Em um galpão agrícola abandonado no interior rural do estado americano de Nova York, os pertences de uma família de migrantes que silenciosamente se abrigou uma noite ainda eram visíveis meses depois: algumas roupas e sapatos infantis, endurecidos pelo frio e uma fina camada de neve.

Thomas Brassard lembrou-se de sua surpresa quando viu a família —marido, esposa e dois filhos— saírem do galpão enquanto ele ligava seu caminhão de manhã cedo para ir trabalhar.

Eles lhe perguntaram em um inglês arranhado se ele poderia dar uma carona até a cidade mais próxima. Ele se desculpou e disse que não.
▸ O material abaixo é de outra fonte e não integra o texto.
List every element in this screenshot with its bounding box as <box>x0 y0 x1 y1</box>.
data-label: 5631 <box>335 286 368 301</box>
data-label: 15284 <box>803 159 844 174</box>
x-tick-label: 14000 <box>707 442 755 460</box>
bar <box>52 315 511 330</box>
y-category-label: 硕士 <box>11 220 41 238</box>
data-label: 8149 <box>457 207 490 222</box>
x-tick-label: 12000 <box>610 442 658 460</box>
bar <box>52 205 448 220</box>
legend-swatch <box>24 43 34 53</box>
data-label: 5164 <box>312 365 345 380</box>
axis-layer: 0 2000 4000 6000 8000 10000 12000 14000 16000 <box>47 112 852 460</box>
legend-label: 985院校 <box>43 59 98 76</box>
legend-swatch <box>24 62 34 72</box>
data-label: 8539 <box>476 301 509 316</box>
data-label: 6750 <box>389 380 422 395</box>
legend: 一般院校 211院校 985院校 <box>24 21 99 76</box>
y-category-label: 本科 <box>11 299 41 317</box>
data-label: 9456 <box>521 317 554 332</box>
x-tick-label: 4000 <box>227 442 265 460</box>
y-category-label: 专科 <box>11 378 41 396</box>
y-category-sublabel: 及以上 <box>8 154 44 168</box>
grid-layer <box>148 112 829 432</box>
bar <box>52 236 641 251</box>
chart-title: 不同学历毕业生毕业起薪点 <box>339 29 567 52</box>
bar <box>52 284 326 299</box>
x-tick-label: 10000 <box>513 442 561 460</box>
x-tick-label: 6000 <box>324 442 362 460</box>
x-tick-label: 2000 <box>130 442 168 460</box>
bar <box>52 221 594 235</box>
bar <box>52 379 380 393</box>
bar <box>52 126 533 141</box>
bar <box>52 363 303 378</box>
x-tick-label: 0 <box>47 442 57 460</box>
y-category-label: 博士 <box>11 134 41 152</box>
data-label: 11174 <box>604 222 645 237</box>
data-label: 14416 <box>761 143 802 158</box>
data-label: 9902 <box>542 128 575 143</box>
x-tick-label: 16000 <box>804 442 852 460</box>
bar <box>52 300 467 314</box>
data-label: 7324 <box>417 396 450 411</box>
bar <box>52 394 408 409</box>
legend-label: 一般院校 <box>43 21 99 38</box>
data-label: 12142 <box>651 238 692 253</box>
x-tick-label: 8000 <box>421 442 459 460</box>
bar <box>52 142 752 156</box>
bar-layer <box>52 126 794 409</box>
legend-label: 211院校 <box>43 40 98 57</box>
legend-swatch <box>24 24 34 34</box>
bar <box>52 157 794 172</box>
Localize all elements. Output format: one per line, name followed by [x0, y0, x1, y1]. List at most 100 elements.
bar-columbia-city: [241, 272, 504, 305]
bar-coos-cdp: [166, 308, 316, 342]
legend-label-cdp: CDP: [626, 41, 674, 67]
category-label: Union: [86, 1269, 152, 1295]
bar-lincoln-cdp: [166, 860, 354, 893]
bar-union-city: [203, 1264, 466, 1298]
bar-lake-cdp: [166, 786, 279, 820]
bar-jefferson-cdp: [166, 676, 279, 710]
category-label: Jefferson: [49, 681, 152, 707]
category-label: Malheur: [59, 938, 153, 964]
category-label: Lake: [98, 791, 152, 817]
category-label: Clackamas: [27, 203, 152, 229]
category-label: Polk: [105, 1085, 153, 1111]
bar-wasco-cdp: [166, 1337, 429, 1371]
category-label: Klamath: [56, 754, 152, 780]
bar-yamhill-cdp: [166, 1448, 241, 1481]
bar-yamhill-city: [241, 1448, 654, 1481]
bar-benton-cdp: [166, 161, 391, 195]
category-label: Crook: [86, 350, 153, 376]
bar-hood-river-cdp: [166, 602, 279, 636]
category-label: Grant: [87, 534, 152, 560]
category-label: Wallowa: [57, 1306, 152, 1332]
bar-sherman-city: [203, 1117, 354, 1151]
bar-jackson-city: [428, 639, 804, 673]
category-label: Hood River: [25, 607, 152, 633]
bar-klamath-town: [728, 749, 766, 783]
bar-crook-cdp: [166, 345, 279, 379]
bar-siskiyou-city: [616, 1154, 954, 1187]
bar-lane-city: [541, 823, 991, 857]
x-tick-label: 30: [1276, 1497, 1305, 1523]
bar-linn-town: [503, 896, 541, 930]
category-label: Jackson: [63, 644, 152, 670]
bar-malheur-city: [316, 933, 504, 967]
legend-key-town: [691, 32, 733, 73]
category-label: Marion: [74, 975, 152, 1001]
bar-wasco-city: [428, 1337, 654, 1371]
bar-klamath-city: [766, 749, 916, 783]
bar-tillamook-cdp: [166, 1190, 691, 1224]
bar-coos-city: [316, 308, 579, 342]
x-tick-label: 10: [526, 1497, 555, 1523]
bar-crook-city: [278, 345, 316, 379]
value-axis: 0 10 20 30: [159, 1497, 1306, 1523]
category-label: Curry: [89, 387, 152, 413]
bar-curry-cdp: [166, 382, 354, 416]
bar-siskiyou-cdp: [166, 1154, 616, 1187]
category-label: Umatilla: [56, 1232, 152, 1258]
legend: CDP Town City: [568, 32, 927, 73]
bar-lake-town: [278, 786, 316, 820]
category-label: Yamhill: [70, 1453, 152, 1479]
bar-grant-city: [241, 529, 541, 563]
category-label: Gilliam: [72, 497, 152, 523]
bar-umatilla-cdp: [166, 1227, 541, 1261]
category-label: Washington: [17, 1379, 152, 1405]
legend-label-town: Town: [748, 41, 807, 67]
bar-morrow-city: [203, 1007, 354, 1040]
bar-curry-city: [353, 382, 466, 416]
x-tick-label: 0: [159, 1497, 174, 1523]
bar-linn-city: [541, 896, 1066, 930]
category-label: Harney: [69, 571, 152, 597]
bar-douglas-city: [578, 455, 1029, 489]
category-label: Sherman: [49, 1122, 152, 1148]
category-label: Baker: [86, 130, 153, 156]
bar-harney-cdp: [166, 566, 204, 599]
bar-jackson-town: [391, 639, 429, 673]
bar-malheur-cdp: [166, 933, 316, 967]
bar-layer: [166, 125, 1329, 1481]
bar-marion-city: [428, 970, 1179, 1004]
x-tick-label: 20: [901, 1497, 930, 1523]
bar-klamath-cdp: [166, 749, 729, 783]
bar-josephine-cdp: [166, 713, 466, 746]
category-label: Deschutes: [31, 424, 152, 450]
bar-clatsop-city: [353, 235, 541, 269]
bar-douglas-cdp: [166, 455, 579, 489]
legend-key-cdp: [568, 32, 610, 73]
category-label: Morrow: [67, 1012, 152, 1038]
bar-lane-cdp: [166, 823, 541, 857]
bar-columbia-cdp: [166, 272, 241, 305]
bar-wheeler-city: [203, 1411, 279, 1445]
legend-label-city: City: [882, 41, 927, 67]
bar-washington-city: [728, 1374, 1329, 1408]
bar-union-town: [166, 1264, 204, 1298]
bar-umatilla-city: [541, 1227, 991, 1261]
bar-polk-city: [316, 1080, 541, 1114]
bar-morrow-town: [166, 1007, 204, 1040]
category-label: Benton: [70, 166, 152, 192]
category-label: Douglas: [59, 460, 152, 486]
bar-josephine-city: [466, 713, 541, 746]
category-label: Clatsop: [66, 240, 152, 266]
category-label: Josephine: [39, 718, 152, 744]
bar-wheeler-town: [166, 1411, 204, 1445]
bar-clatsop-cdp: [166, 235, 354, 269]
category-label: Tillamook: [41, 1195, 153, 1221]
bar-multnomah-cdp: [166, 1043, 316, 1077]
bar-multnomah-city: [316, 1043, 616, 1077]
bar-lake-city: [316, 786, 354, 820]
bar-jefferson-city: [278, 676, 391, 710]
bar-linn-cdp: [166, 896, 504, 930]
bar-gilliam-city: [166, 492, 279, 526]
E então ligou para a Patrulha de Fronteira, que os deteve na sequência.

Isso se tornou uma cena familiar em Champlain, Nova York, situada na fronteira do estado com o Canadá, tanto que a prefeita mantém gorros e luvas de lã no porta-malas de seu carro para distribuir aos imigrantes.

“O clima é tão severo que você simplesmente não consegue sobreviver”, disse Janet McFetridge, prefeita da vila. “A Patrulha de Fronteira está trabalhando arduamente para salvar vidas.”

À medida que os migrantes continuam a sobrecarregar a fronteira sul em números recordes, uma onda crescente está tentando uma rota alternativa para entrar nos Estados Unidos: através da fronteira canadense menos fortificada e mais extensa.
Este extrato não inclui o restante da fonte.